Quell’odore che ti penetra nell’anima e non ti abbandona più. Quell’odore che si mescola al vivace trambusto e al vociare in un idioma di cui cogli solo un sapore di consuetudine.

Mi oriento in quel dedalo di colori, profumi e logogrammi che mi parlano attraverso il giapponese. Mi giro e vedo straordinari mangostani malesi e jackfruit tailandesi.

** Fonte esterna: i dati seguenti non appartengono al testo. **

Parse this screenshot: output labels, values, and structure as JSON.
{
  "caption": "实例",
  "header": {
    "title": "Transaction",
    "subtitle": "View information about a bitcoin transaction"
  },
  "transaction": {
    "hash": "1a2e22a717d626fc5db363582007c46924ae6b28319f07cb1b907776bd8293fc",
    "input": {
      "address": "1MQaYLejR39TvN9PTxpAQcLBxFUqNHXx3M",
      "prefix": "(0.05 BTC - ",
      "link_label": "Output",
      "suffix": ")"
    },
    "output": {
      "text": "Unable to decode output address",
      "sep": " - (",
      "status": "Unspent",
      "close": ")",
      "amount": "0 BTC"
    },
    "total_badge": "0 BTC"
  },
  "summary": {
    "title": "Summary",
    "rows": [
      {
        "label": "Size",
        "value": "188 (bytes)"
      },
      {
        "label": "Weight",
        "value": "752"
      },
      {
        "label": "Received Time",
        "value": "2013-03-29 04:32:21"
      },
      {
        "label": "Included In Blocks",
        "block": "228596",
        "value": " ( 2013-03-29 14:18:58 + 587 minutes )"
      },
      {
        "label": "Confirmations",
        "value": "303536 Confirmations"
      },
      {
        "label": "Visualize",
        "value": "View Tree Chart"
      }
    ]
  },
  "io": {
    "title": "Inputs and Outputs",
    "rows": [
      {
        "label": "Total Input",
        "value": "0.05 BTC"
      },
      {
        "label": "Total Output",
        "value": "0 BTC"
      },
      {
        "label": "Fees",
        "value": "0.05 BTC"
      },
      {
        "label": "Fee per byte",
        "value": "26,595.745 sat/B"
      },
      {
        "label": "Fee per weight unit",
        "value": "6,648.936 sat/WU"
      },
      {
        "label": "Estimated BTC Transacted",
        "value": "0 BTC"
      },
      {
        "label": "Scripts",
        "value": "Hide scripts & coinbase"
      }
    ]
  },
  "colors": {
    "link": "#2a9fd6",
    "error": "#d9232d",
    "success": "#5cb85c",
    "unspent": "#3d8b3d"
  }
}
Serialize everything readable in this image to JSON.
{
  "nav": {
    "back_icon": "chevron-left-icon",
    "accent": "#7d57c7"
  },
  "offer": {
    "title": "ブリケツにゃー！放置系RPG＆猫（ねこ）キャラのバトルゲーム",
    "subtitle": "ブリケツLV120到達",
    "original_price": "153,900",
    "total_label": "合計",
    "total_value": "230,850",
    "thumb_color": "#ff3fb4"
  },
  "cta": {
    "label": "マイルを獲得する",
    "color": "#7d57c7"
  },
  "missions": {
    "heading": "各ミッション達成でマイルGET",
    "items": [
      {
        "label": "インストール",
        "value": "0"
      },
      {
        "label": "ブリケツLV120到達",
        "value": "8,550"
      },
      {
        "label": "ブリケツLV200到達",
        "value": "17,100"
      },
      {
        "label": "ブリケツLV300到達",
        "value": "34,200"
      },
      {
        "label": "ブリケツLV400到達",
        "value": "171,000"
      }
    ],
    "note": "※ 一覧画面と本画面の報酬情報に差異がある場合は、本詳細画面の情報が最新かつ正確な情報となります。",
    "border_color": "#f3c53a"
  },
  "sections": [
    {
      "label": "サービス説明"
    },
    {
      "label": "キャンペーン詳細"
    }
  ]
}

È un mondo così bizzarramente familiare.

Qui cercavo l’Asia quando non sapevo nemmeno cosa fosse. E poi l’avrei trovata per davvero e ritrovata mille volte ancora, nel mio punto di partenza, nella mia personalissima estremità del cerchio.

Dalle valli canavesani

Da amici con il privilegio di avere delle terre nel Canavese – storico territorio piemontese situato tra Torino, la Val d’Aosta, il Biellese e il Vercellese – ho ricevuto in dono delle verdure freschissime. Tra queste, delle meravigliose coste (o bietole da costa, che dir si voglia).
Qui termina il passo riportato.